Quantcast

Charles Rogers, popular AmNews columnist, publicist, dies

Ron Scott | 5/9/2014, 10:53 a.m.
Charles Rogers, a long-time entertainment columnist for this publication, died on April 29 at the Bishop Henry B. Hucles Nursing ...
Beloved AmNews columnist Charles Rogers

He wrote his first column for this publication 30 years ago. During those three decades, his column remained fresh and informative, often with tantalizing tidbits that only he could get from the stars with his cool look and savoir faire. His column became a mainstay in this newspaper, earning him fans that defied any generation gap, stretching from teenagers to elders.

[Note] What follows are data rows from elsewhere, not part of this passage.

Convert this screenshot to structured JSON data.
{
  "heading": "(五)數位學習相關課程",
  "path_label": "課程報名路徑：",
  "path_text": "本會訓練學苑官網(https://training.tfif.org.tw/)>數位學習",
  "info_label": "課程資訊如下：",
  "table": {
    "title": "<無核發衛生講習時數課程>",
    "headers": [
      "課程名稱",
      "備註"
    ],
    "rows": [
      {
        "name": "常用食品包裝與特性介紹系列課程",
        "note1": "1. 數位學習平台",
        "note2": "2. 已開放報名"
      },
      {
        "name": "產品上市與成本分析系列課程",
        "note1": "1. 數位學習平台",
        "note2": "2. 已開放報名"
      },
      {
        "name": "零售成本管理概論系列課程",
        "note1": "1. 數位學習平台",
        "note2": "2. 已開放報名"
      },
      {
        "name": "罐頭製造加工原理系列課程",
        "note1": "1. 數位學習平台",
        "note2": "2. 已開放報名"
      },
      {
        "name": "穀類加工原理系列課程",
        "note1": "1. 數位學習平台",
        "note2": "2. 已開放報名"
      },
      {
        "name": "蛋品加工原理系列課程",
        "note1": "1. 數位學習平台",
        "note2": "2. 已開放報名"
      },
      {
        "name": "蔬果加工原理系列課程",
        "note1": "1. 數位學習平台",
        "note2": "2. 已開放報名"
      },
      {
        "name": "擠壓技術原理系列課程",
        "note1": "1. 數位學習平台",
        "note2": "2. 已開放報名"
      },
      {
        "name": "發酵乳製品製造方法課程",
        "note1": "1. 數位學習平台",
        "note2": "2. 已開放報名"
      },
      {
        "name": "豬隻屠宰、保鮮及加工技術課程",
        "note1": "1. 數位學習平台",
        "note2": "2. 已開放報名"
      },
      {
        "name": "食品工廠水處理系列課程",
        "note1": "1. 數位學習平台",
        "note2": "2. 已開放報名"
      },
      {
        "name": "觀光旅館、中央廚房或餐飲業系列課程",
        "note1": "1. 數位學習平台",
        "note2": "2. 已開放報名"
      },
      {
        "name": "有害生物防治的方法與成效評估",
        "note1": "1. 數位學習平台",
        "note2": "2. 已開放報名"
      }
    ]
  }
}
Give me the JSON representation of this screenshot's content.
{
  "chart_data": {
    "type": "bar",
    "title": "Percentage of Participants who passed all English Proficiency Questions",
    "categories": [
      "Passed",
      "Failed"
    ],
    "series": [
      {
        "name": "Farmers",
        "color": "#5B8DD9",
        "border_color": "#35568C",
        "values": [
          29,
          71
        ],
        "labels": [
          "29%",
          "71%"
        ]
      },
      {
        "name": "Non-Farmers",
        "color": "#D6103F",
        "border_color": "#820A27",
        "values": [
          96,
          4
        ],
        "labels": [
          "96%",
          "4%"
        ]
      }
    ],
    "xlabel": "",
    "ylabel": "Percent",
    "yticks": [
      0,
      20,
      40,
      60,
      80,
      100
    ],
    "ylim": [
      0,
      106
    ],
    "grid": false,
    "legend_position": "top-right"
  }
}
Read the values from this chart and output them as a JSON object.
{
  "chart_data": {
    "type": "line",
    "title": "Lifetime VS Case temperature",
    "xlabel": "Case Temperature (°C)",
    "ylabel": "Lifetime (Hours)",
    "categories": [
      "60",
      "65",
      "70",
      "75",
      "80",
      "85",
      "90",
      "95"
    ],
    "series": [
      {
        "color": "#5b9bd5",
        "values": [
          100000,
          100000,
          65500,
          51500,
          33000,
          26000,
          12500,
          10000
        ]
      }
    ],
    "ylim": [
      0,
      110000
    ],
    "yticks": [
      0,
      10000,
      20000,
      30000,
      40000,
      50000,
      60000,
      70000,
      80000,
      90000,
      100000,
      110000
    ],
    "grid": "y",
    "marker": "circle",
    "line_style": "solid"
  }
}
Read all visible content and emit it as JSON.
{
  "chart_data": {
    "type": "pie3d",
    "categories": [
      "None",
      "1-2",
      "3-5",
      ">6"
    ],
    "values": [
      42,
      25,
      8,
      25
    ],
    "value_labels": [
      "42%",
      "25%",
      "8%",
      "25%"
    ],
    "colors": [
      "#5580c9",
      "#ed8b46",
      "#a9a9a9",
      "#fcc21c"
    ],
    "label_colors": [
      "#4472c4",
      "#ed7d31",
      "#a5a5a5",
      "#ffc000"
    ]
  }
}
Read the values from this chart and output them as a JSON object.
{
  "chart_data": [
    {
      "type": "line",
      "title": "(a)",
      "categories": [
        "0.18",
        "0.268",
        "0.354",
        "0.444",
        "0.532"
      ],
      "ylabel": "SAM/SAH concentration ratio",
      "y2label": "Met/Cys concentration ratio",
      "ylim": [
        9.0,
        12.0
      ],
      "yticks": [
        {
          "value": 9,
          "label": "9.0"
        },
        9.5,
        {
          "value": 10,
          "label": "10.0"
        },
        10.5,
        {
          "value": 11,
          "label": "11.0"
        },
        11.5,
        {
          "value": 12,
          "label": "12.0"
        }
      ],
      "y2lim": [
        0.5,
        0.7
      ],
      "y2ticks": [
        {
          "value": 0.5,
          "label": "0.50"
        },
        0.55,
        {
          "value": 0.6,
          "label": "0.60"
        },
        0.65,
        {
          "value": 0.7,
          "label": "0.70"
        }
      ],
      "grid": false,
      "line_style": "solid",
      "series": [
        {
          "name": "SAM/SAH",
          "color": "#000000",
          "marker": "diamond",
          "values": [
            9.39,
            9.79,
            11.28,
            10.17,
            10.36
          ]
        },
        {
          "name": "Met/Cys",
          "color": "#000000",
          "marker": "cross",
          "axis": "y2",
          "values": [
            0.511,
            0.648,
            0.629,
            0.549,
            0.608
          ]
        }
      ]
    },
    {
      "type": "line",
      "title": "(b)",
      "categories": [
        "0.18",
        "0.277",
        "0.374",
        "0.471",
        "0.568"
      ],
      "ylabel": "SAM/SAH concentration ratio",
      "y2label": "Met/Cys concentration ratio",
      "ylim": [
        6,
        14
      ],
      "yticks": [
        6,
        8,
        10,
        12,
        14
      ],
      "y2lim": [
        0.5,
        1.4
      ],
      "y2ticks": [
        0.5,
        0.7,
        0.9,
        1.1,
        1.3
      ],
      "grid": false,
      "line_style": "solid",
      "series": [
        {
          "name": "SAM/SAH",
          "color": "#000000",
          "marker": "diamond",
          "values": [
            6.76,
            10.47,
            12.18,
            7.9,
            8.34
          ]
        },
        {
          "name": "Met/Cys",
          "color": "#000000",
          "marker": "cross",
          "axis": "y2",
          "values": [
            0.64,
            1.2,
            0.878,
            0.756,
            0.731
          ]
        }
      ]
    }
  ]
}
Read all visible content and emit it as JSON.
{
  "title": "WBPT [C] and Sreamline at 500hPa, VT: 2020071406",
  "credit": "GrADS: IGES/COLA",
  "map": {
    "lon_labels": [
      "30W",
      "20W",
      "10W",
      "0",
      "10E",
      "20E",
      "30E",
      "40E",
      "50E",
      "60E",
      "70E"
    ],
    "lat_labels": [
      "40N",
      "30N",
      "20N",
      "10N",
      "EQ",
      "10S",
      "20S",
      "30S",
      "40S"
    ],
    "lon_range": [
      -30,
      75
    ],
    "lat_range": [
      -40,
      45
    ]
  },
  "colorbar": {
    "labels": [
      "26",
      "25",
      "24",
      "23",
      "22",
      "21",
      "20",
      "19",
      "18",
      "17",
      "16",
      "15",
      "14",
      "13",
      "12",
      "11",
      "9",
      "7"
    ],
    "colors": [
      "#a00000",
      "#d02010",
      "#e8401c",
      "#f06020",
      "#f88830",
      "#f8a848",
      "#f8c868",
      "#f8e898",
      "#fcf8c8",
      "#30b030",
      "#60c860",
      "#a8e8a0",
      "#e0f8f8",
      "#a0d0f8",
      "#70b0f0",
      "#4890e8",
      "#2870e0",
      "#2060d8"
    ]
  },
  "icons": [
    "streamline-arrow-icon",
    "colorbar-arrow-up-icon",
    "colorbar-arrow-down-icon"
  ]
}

“Charles Rogers represented the Black press at a time when readers relied on the medium for clear, concise reportage related to people of color,” stated Vinette K. Pryce. “Using his column published in the Amsterdam News, he broached every aspect of the sports and entertainment spectrum, providing his perspectives on theater, films, music, television, publishing and the games. Charles’ poignant items were usually on the cutting edge of news reporting. More than anything, he was a colleague who tried to support others. He was a friend.”

In the early 1980s, Rogers was invited to write a syndicated column in London on America’s rap artists and the new hip-hop scene. For that project, Rogers adopted the name “Chuck Chill.” Needless to say, the man knew music, from R&B to blues, rap, jazz and funk.

Little did he know I would call him that for the rest of his days. He noted, “I wouldn’t let you call me that, but since you are my brother from another mother, it’s alright.” That was the phrase he used for his many friends in and out of the business. He would greet them with “My brother from another mother, what’s going on?”

Charles Edward Rogers Jr. was born to Ellen Mae Sawyer Rogers and Charles Edward Rogers Sr. on June 30, 1947, in Brooklyn, N.Y., where he was raised and resided until his death. He attended Thomas Jefferson High School and later joined the U.S. Army, getting stationed in Korea as a cook. His love for music and writing was already prevalent before he went into the service. He was given an honorable discharge after two years and returned home to Brooklyn.

After writing for some local publications, he attended Queens College, where he majored in journalism. By the late 1970s and into the 1980s, Rogers was writing for such popular teen publications as Right On!, Black Stars and Black Beat. When it came to writing biographies for new artists, Rogers was the go-to writer for such record labels as Sony, Epic, Arista, Motown, Warner Bros. and Atlantic.

Rogers’ flair earned him appearances in a few television commercials. He was a member of SAG-AFTRA and also hosted his own radio show, “The Charles Rogers Express.”

“Charles E. Rogers will forever remain in my mind as an outstanding entertainment reporter who always captured his readership with his in-depth stories and interviews,” stated Don Thomas, entertainment editor at the New York Beacon. “He was a personal friend and will surely be missed.”

Rogers was a Black press warrior, a wordsmith who kept the public informed of the happenings in the Black community and beyond, from entertainment to politics. Like his mentor Mel Tapley, a former AmNews editor, he was conscientious and believed in perfection. He inspired us to reach to the stratosphere. On this winding road of chaos, I am fortunate to have crossed paths with Rogers and call him a dear friend, who will greatly be missed. Hey, Chuck, write on.

Rogers is survived by his four children: his daughter, Cicely Rogers (Brooklyn), and his three sons Prince Charles (Miami) and twins Ra’Chaun and Rachard Rogers (Brooklyn); four grandchildren: Winter Ann Rogers, Aries Aseer Ali Allah, Victory Rose Ali Allah-El and Amoor Ali “Cordoba” Allah-El; and his two brothers: Timothy and Steve Rogers. He was preceded in death by his younger sister Sandy “Sahdika Muhammed” Rogers.

Rogers’ funeral was held on May 6 at Duryea Presbyterian Church in Brooklyn. Following the funeral, he was laid to rest at the Calverton National Cemetery in Calverton, Long Island.